Let's get a list of all PQs running on the system. To do this, you must first subscribe to controller updates and then poll the subscription for the controller's current state.
# Create a new subscription to the controller and store it in the `controller_subscription` variable
controller_subscription <- sm$subscribe()
# Poll the controllers current state; the output is TRUE for a successful poll;
# The controller state is stored in the `controller_subscription` object.
controller_subscription$poll()
Output:
[1] TRUE
Once the controller state has been updated, it can be retrieved as a map:
controller_state = controller_subscription$snapshot_map()
print(controller_state)
Output:
[[1]]
NULL
[[2]]
NULL
[[3]]
NULL
[[4]]
NULL
[[5]]
NULL
[[6]]
NULL
$`1725469718910000000`
C++ object <0x55efce6b1ee0> of class 'INTERNAL_PqInfoView' <0x55efcc144d00>
$`1725469718910000001`
C++ object <0x55efce6f1020> of class 'INTERNAL_PqInfoView' <0x55efcc144d00>
$`1725469718910000002`
C++ object <0x55efce6f1040> of class 'INTERNAL_PqInfoView' <0x55efcc144d00>
$`1725469718910000003`
C++ object <0x55efce6f1060> of class 'INTERNAL_PqInfoView' <0x55efcc144d00>
$`1725469718910000004`
C++ object <0x55efce6f11a0> of class 'INTERNAL_PqInfoView' <0x55efcc144d00>
$`1725469718910000029`
C++ object <0x55efce6f12e0> of class 'INTERNAL_PqInfoView' <0x55efcc144d00>
controller_state
maps the PQ serial number string to an S6 INTERNAL_PqInfoView
object containing the information about the PQ.
Run the following to get the current running status for a PQ by serial number:
pq_status = smap[['1725469718910000029']]$state()$status()
print(pq_status == PqStatusEnumValues$PQS_RUNNING)
Output:
[1] 6
[1] TRUE
Note
INTERNAL_PqInfoView
mirrors PersistentQueryInfoMessage in the Core+ gRPC API. See the Core+ gRPC PersistentQueryInfoMessage documentation for details on what data is available.
Built-in R documentation
You can get more information about the Deephaven R client by consulting the built-in R documentation.
In R, you can use the ?
operator to access documentation for any function or package. To do this, simply type ?
followed by the name of the function or package you want to learn about.
For example, to get documentation on the mean
function, type ?mean
in the R console. This command will open the help page for the mean function, providing detailed information on its usage, arguments, and examples.

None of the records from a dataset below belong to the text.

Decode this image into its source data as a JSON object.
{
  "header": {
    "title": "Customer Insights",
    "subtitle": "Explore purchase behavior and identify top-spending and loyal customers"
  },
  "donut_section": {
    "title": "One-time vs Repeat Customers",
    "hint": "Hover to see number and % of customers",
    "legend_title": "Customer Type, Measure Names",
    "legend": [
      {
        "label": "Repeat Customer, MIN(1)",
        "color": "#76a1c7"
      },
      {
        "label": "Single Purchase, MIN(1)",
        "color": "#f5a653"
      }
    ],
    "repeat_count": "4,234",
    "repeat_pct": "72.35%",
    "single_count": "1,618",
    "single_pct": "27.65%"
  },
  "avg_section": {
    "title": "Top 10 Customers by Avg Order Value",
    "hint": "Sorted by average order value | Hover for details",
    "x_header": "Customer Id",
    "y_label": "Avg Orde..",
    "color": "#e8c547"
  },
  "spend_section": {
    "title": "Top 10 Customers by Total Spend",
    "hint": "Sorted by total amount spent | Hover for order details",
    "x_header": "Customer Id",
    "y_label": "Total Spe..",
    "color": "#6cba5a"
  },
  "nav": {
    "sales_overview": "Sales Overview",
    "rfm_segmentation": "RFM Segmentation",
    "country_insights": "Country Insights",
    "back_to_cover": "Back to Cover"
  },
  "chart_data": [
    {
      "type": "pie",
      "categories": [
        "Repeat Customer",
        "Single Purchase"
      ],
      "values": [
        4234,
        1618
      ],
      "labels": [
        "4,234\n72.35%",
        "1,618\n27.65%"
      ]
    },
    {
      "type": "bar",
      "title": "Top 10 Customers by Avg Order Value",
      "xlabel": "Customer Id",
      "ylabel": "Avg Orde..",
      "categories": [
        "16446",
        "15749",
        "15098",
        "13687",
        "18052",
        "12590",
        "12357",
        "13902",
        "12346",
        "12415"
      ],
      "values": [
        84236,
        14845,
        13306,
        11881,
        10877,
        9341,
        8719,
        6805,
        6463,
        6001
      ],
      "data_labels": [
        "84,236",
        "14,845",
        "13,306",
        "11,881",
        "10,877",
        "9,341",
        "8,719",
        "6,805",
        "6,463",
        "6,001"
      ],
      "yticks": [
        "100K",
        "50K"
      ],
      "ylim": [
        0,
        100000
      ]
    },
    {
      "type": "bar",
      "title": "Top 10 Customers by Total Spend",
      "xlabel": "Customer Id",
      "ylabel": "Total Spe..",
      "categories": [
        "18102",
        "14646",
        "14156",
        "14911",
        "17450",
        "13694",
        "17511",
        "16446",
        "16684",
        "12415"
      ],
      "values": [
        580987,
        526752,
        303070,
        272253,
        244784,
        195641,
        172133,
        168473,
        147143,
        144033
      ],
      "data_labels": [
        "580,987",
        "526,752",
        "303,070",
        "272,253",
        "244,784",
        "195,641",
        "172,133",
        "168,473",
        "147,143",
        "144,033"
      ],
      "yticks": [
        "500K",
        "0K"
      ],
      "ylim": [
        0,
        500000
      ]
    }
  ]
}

Similarly, to access documentation for a specific package, type ?package_name
.
This method is a quick and efficient way to access R's extensive built-in documentation and learn more about the functions and packages you are using.
Try this:
library("rdnd")
library("rdeephaven")
?rdnd
?rdeephaven
?SessionManager
?PqConfigBuilder
?DndClient
?Client
?Table
Additionally, you can use the ls
method to list all of the methods and fields on an object:
ls(sm)
ls(session)
ls(t)
Cleanup
Once you are done with a client session or session manager, call the respective close
method.
This will ensure that all network connections are closed and all server-side resources associated with the object are released.
session$close()
pq_session$close()
sm$close()
Caution
Once the close
method is called on a client session or session manager, any subsequent operation results in an error.